There’s this weird fetish with some “elite-startups” and only hiring “the best”, but like outside of those, if society only cared to hire for geniuses, we won’t have much of society left—idealistically there will still be productivity for “sub-computational-humans” or else the employment distribution would skew till the economy corrects. If big tech still needs to blind-hire blunt rotation thousands of engineers, only hiring for the best is wasting too much time.
One concern for society is that ai progression, seeing exponential growth from 23-25, even if it flattens to linear or stagnant growth, the upcoming decades should theoretically widen the skill gap for the norm. If not skill, knowledge gap, etc (With some high probability AGI stays a myth within our lifespan).
Regardless of how gimmick tools progresses, what should not change amongst homosapiens is the ability to think, reason, argue, verify, rationalize, speak/talk, communicate, deliver, motivate, lead, organize, plan/roadmap, etc.
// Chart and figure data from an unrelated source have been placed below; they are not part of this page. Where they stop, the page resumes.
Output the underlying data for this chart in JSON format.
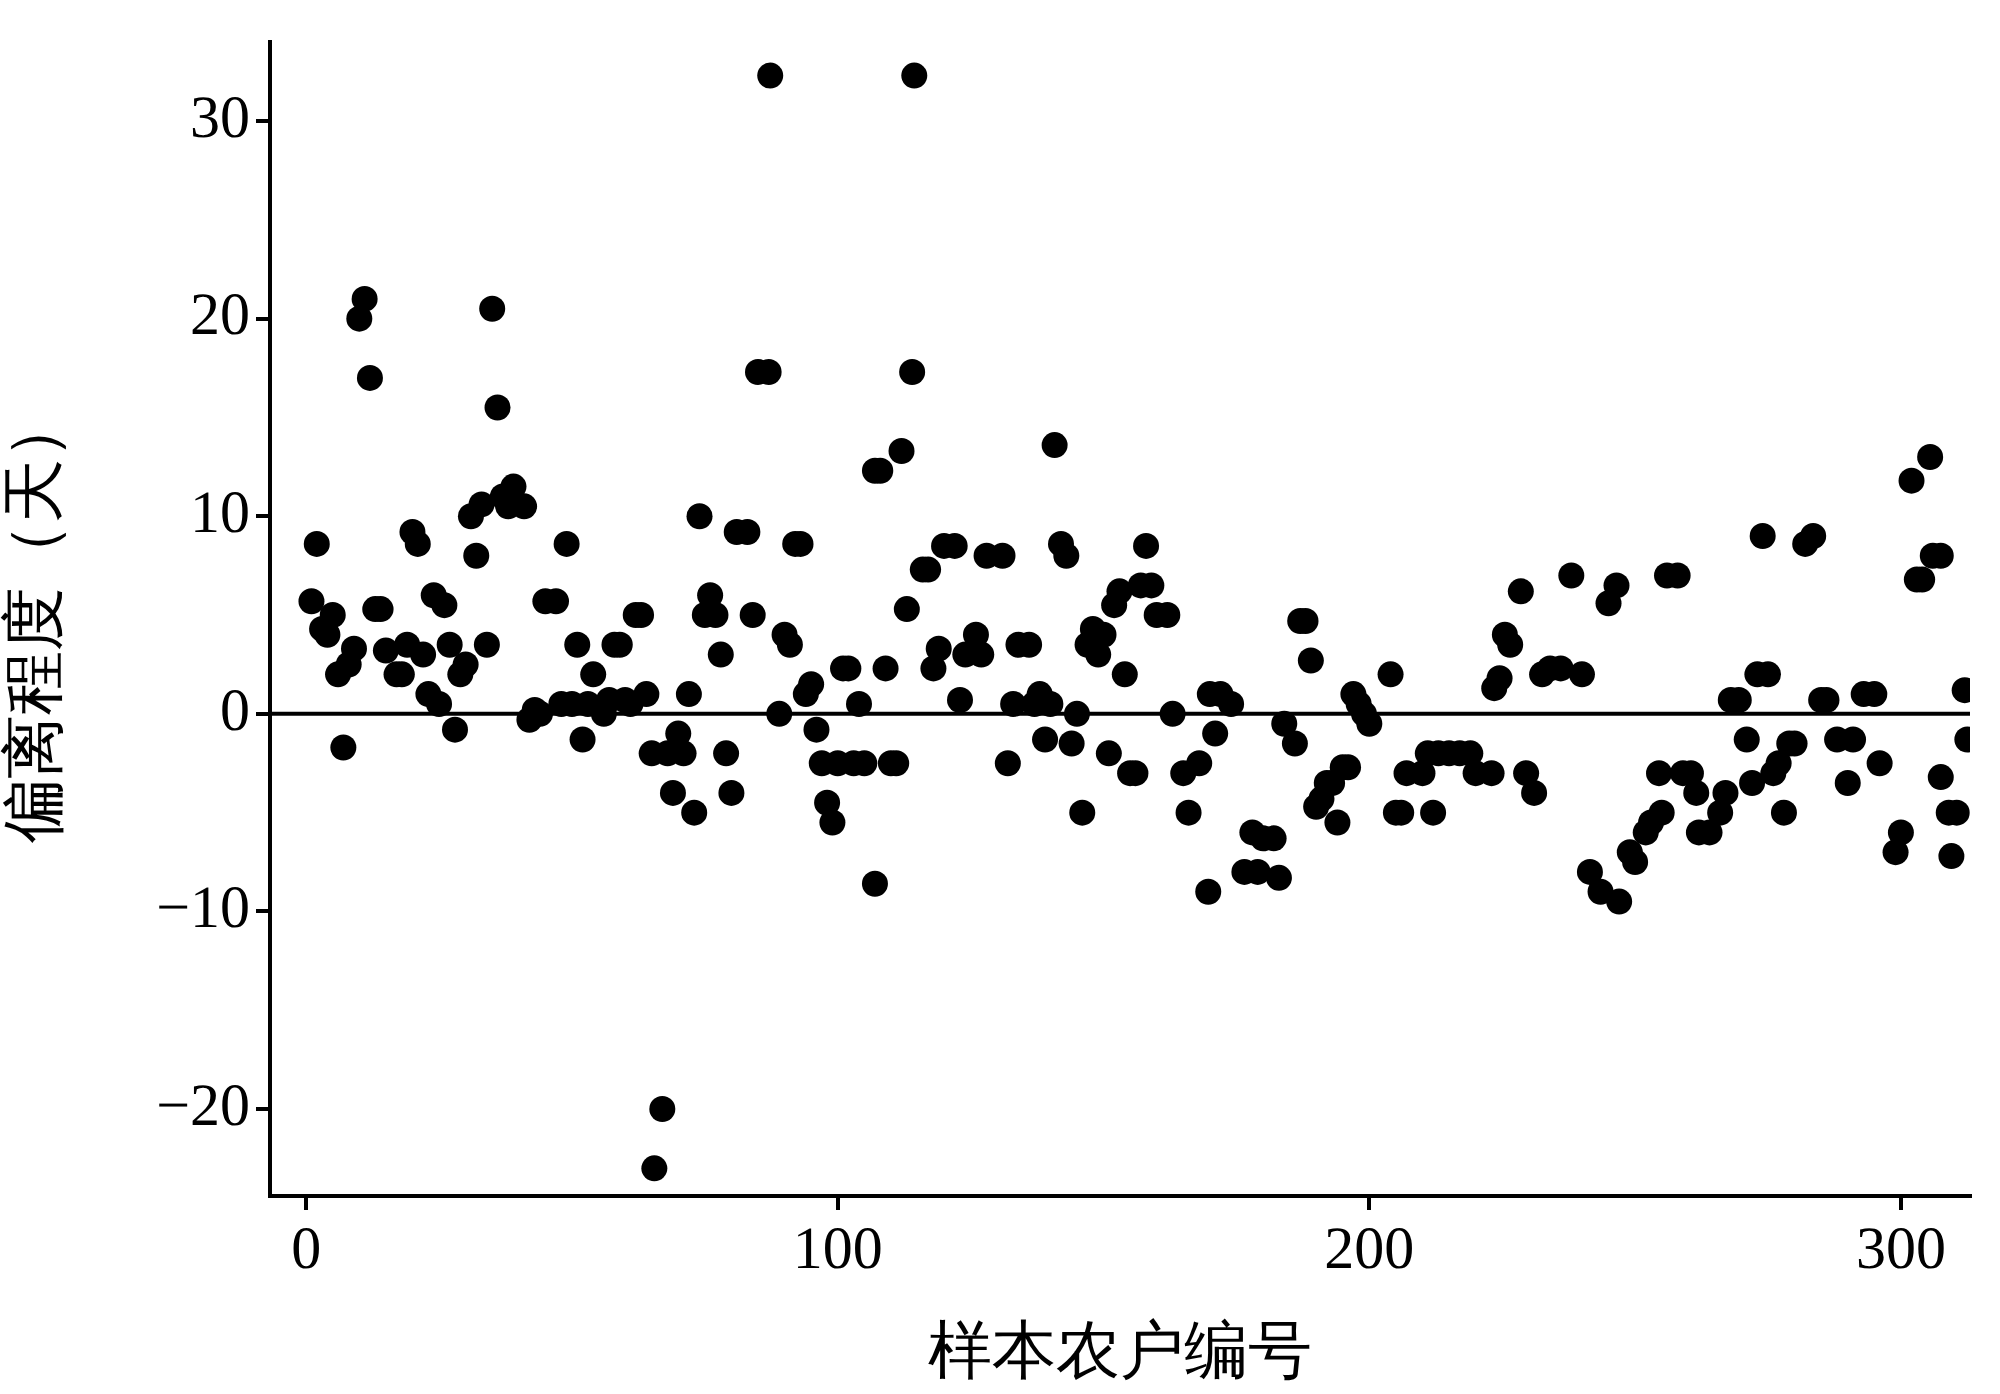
{
  "chart_data": {
    "type": "scatter",
    "xlabel": "样本农户编号",
    "ylabel": "偏离程度（天）",
    "xlim": [
      -6.8,
      313
    ],
    "xticks": [
      0,
      100,
      200,
      300
    ],
    "ylim": [
      -24.4,
      34
    ],
    "yticks": [
      -20,
      -10,
      0,
      10,
      20,
      30
    ],
    "marker": "circle",
    "legend": false,
    "ref_lines": [
      {
        "axis": "y",
        "value": 0,
        "color": "#000000"
      }
    ],
    "series": [
      {
        "color": "#000000",
        "x": [
          1,
          2,
          3,
          4,
          5,
          6,
          7,
          8,
          9,
          10,
          11,
          12,
          13,
          14,
          15,
          17,
          18,
          19,
          20,
          21,
          22,
          23,
          24,
          25,
          26,
          27,
          28,
          29,
          30,
          31,
          32,
          33,
          34,
          35,
          36,
          37,
          38,
          39,
          41,
          42,
          43,
          44,
          45,
          47,
          48,
          49,
          50,
          51,
          52,
          53,
          54,
          56,
          57,
          58,
          59,
          60,
          61,
          62,
          63,
          64,
          65,
          65.5,
          67,
          68,
          69,
          70,
          71,
          72,
          73,
          74,
          75,
          76,
          77,
          78,
          79,
          80,
          81,
          83,
          84,
          85,
          87,
          87.3,
          89,
          90,
          91,
          92,
          93,
          94,
          95,
          96,
          97,
          98,
          99,
          100,
          101,
          102,
          103,
          104,
          105,
          107,
          107,
          108,
          109,
          110,
          111,
          112,
          113,
          114,
          114.4,
          116,
          117,
          118,
          119,
          120,
          122,
          123,
          124,
          126,
          127,
          128,
          131,
          132,
          133,
          134,
          136,
          137,
          138,
          139,
          140,
          140.8,
          142,
          143,
          144,
          145,
          146,
          147,
          148,
          149,
          150,
          151,
          152,
          153,
          154,
          155,
          156,
          157,
          158,
          159,
          160,
          162,
          163,
          165,
          166,
          168,
          169.7,
          170,
          171,
          172,
          174,
          176.5,
          178,
          179,
          180,
          182,
          183,
          184,
          186,
          187,
          188,
          189,
          190,
          191,
          192,
          193,
          194,
          195,
          196,
          197,
          198,
          199,
          200,
          204,
          205,
          206,
          207,
          210,
          211,
          212,
          213,
          215,
          217,
          219,
          220,
          223,
          223.5,
          224.5,
          225.5,
          226.5,
          228.5,
          229.5,
          231,
          232.5,
          234,
          236,
          238,
          240,
          241.5,
          243.5,
          245,
          246.5,
          247,
          249,
          250,
          252,
          253,
          254.5,
          255,
          256,
          258,
          259,
          260.5,
          261.5,
          262,
          264,
          266,
          267,
          268,
          269.5,
          271,
          272,
          273,
          274,
          275,
          276,
          277,
          278,
          279,
          280,
          282,
          283.5,
          285,
          286,
          288,
          290,
          291,
          293,
          295,
          296,
          299,
          300,
          302,
          303,
          304,
          305.5,
          306,
          307.5,
          307.5,
          309,
          309.5,
          310.5,
          312,
          312.5
        ],
        "values": [
          5.7,
          8.6,
          4.3,
          4,
          5,
          2,
          -1.7,
          2.5,
          3.3,
          20,
          21,
          17,
          5.3,
          5.3,
          3.2,
          2,
          2,
          3.5,
          9.2,
          8.6,
          3,
          1,
          6,
          0.5,
          5.5,
          3.5,
          -0.8,
          2,
          2.5,
          10,
          8,
          10.6,
          3.5,
          20.5,
          15.5,
          11,
          10.5,
          11.5,
          10.5,
          -0.3,
          0.2,
          0,
          5.7,
          5.7,
          0.5,
          8.6,
          0.5,
          3.5,
          -1.3,
          0.5,
          2,
          0,
          0.7,
          3.5,
          3.5,
          0.7,
          0.5,
          5,
          5,
          1,
          -2,
          -23,
          -20,
          -2,
          -4,
          -1,
          -2,
          1,
          -5,
          10,
          5,
          6,
          5,
          3,
          -2,
          -4,
          9.2,
          9.2,
          5,
          17.3,
          17.3,
          32.3,
          0,
          4,
          3.5,
          8.6,
          8.6,
          1,
          1.5,
          -0.8,
          -2.5,
          -4.5,
          -5.5,
          -2.5,
          2.3,
          2.3,
          -2.5,
          0.5,
          -2.5,
          -8.6,
          12.3,
          12.3,
          2.3,
          -2.5,
          -2.5,
          13.3,
          5.3,
          17.3,
          32.3,
          7.3,
          7.3,
          2.3,
          3.3,
          8.5,
          8.5,
          0.7,
          3,
          4,
          3,
          8,
          8,
          -2.5,
          0.5,
          3.5,
          3.5,
          0.5,
          1,
          -1.3,
          0.5,
          13.6,
          8.6,
          8,
          -1.5,
          0,
          -5,
          3.5,
          4.3,
          3,
          4,
          -2,
          5.5,
          6.2,
          2,
          -3,
          -3,
          6.5,
          8.5,
          6.5,
          5,
          5,
          0,
          -3,
          -5,
          -2.5,
          -9,
          1,
          -1,
          1,
          0.5,
          -8,
          -6,
          -8,
          -6.3,
          -6.3,
          -8.3,
          -0.5,
          -1.5,
          4.7,
          4.7,
          2.7,
          -4.7,
          -4.3,
          -3.5,
          -3.5,
          -5.5,
          -2.7,
          -2.7,
          1,
          0.5,
          0,
          -0.5,
          2,
          -5,
          -5,
          -3,
          -3,
          -2,
          -5,
          -2,
          -2,
          -2,
          -2,
          -3,
          -3,
          1.3,
          1.8,
          4,
          3.5,
          6.2,
          -3,
          -4,
          2,
          2.3,
          2.3,
          7,
          2,
          -8,
          -9,
          5.6,
          6.5,
          -9.5,
          -7,
          -7.5,
          -6,
          -5.5,
          -3,
          -5,
          7,
          7,
          -3,
          -3,
          -4,
          -6,
          -6,
          -5,
          -4,
          0.7,
          0.7,
          -1.3,
          -3.5,
          2,
          9,
          2,
          -3,
          -2.5,
          -5,
          -1.5,
          -1.5,
          8.6,
          9,
          0.7,
          0.7,
          -1.3,
          -3.5,
          -1.3,
          1,
          1,
          -2.5,
          -7,
          -6,
          11.8,
          6.8,
          6.8,
          13,
          8,
          8,
          -3.2,
          -5,
          -7.2,
          -5,
          1.2,
          -1.3
        ]
      }
    ]
  }
}
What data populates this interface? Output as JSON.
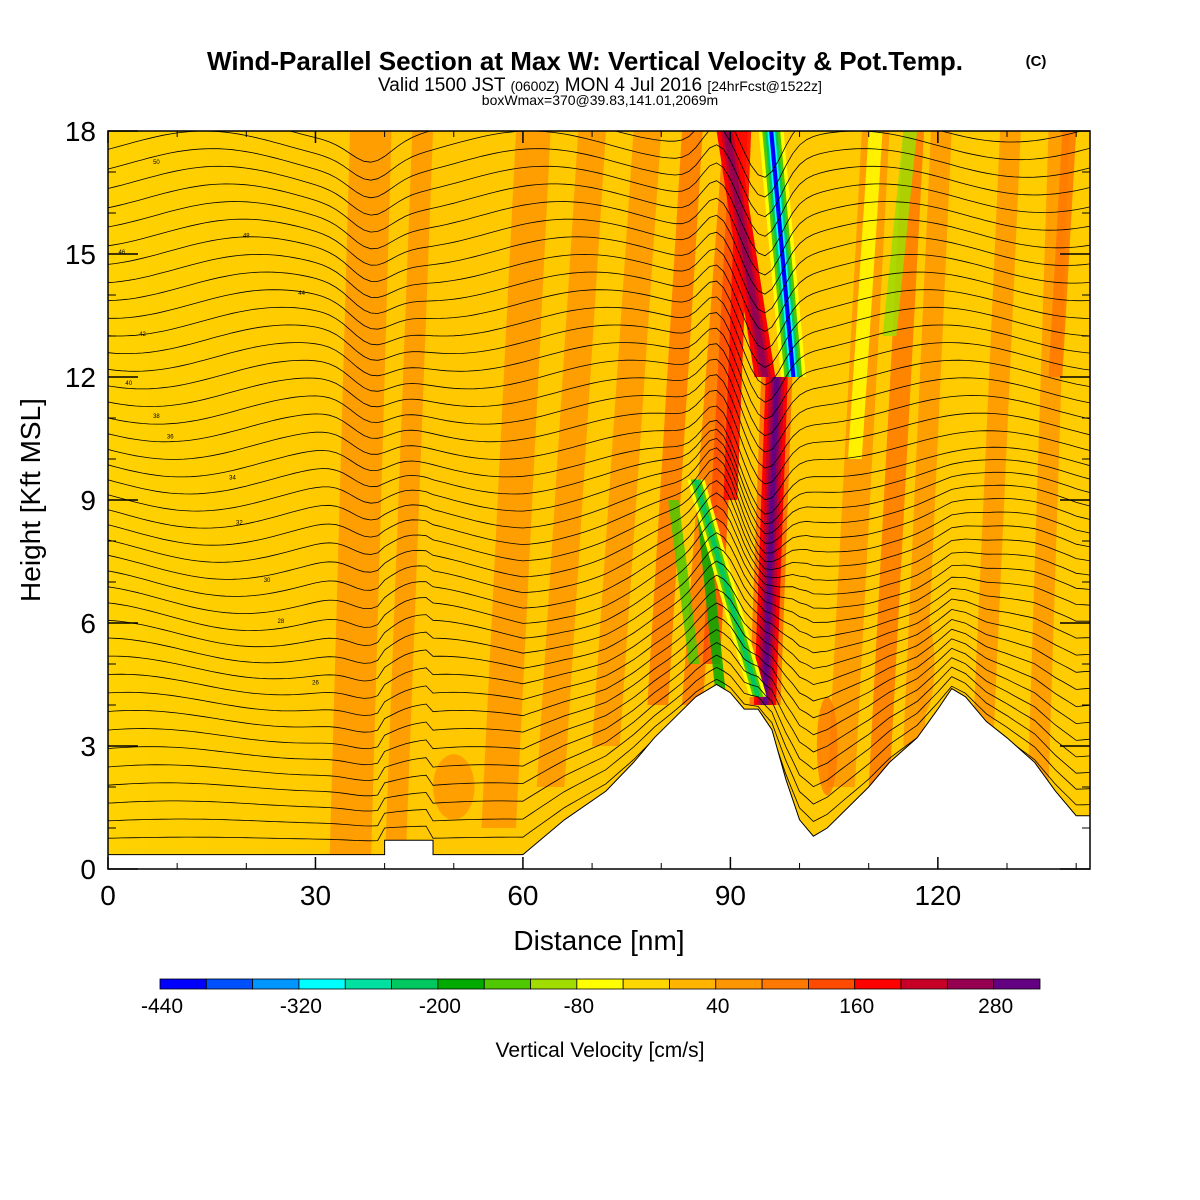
{
  "titles": {
    "main": "Wind-Parallel Section at Max W: Vertical Velocity & Pot.Temp.",
    "copyright": "(C)",
    "valid_prefix": "Valid 1500 JST",
    "utc": "(0600Z)",
    "valid_date": "MON 4 Jul 2016",
    "forecast": "[24hrFcst@1522z]",
    "boxmax": "boxWmax=370@39.83,141.01,2069m"
  },
  "chart_data": {
    "type": "heatmap",
    "title": "Wind-Parallel Section at Max W: Vertical Velocity & Pot.Temp.",
    "xlabel": "Distance [nm]",
    "ylabel": "Height [Kft MSL]",
    "xlim": [
      0,
      142
    ],
    "ylim": [
      0,
      18
    ],
    "xticks": [
      0,
      30,
      60,
      90,
      120
    ],
    "yticks": [
      0,
      3,
      6,
      9,
      12,
      15,
      18
    ],
    "colorbar": {
      "label": "Vertical Velocity [cm/s]",
      "tick_labels": [
        "-440",
        "-320",
        "-200",
        "-80",
        "40",
        "160",
        "280"
      ],
      "tick_values": [
        -440,
        -320,
        -200,
        -80,
        40,
        160,
        280
      ],
      "min": -440,
      "max": 320,
      "step": 40,
      "colors": [
        "#0000ff",
        "#0050ff",
        "#0096ff",
        "#00ffff",
        "#00e0a0",
        "#00c860",
        "#00aa00",
        "#50c800",
        "#a0dc00",
        "#ffff00",
        "#ffd700",
        "#ffb400",
        "#ff9600",
        "#ff7800",
        "#ff4b00",
        "#ff0000",
        "#c80028",
        "#960050",
        "#640082"
      ]
    },
    "terrain": [
      [
        0,
        0.35
      ],
      [
        40,
        0.35
      ],
      [
        40,
        0.7
      ],
      [
        47,
        0.7
      ],
      [
        47,
        0.35
      ],
      [
        60,
        0.35
      ],
      [
        66,
        1.2
      ],
      [
        72,
        1.9
      ],
      [
        76,
        2.6
      ],
      [
        79,
        3.2
      ],
      [
        82,
        3.7
      ],
      [
        85,
        4.2
      ],
      [
        88,
        4.5
      ],
      [
        90,
        4.3
      ],
      [
        92,
        3.9
      ],
      [
        94,
        3.9
      ],
      [
        96,
        3.4
      ],
      [
        98,
        2.2
      ],
      [
        100,
        1.2
      ],
      [
        102,
        0.8
      ],
      [
        104,
        1.0
      ],
      [
        107,
        1.5
      ],
      [
        110,
        2.0
      ],
      [
        113,
        2.6
      ],
      [
        117,
        3.2
      ],
      [
        120,
        3.9
      ],
      [
        122,
        4.4
      ],
      [
        124,
        4.2
      ],
      [
        127,
        3.6
      ],
      [
        130,
        3.2
      ],
      [
        134,
        2.6
      ],
      [
        137,
        1.9
      ],
      [
        140,
        1.3
      ],
      [
        142,
        1.3
      ]
    ],
    "updraft_core": {
      "x_center": 95.5,
      "z_range": [
        4,
        12
      ],
      "peak": 370
    },
    "downdraft_core": {
      "x_center": 97.5,
      "z_range": [
        12,
        18
      ],
      "peak": -440
    },
    "contour_labels": [
      "50",
      "48",
      "46",
      "44",
      "42",
      "40",
      "38",
      "36",
      "34",
      "32",
      "30",
      "28",
      "26"
    ]
  }
}
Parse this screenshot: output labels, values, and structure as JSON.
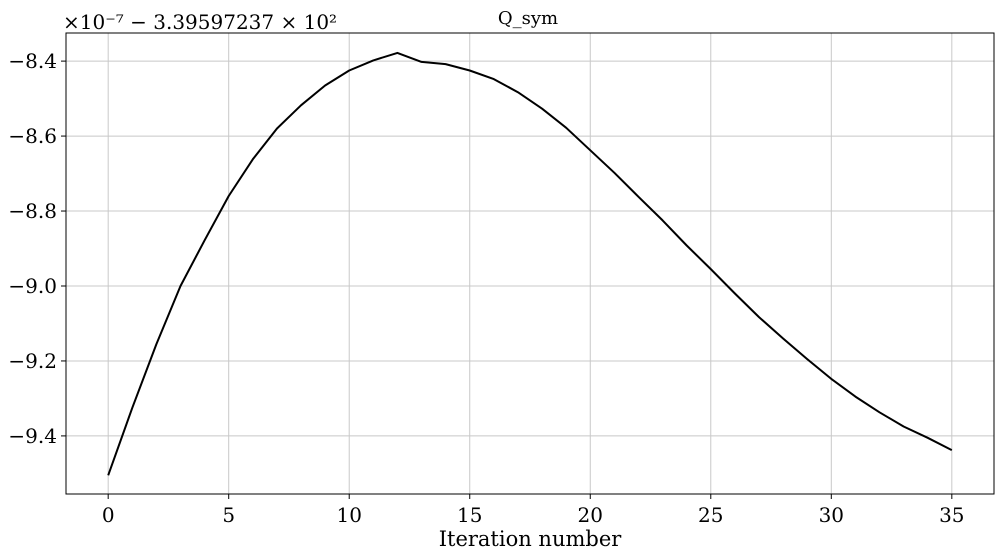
{
  "chart_data": {
    "type": "line",
    "title": "Q_sym",
    "xlabel": "Iteration number",
    "ylabel": "",
    "offset_label": "×10⁻⁷ − 3.39597237 × 10²",
    "xlim": [
      -1.75,
      36.75
    ],
    "ylim": [
      -9.555,
      -8.325
    ],
    "xticks": [
      0,
      5,
      10,
      15,
      20,
      25,
      30,
      35
    ],
    "yticks": [
      -8.4,
      -8.6,
      -8.8,
      -9.0,
      -9.2,
      -9.4
    ],
    "ytick_labels": [
      "−8.4",
      "−8.6",
      "−8.8",
      "−9.0",
      "−9.2",
      "−9.4"
    ],
    "grid": true,
    "series": [
      {
        "color": "#000000",
        "x": [
          0,
          1,
          2,
          3,
          4,
          5,
          6,
          7,
          8,
          9,
          10,
          11,
          12,
          13,
          14,
          15,
          16,
          17,
          18,
          19,
          20,
          21,
          22,
          23,
          24,
          25,
          26,
          27,
          28,
          29,
          30,
          31,
          32,
          33,
          34,
          35
        ],
        "values": [
          -9.505,
          -9.325,
          -9.155,
          -9.0,
          -8.878,
          -8.76,
          -8.662,
          -8.58,
          -8.518,
          -8.465,
          -8.425,
          -8.398,
          -8.378,
          -8.402,
          -8.408,
          -8.425,
          -8.448,
          -8.483,
          -8.527,
          -8.578,
          -8.638,
          -8.698,
          -8.762,
          -8.825,
          -8.892,
          -8.955,
          -9.02,
          -9.083,
          -9.14,
          -9.195,
          -9.248,
          -9.295,
          -9.337,
          -9.375,
          -9.405,
          -9.438
        ]
      }
    ]
  }
}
The vast majority of human relationships you cannot replace with a tool(sorry sf startups, you are not convincing in making dating easier with ai, just be a human being).
So in many different senses, humans are still useful(the competent hard-working ones), and tools only go so far in productivity optimization. Well that’s a relief.
Brief takeaway at this point: being capable of generating your own thoughts(that don’t belong to others, society, peers, etc) is important to have. Also using your brain for the sake of using it, via any method, is also good for you. Kinda like uhh, cardio.
Challenging but not impossible, smh cardio.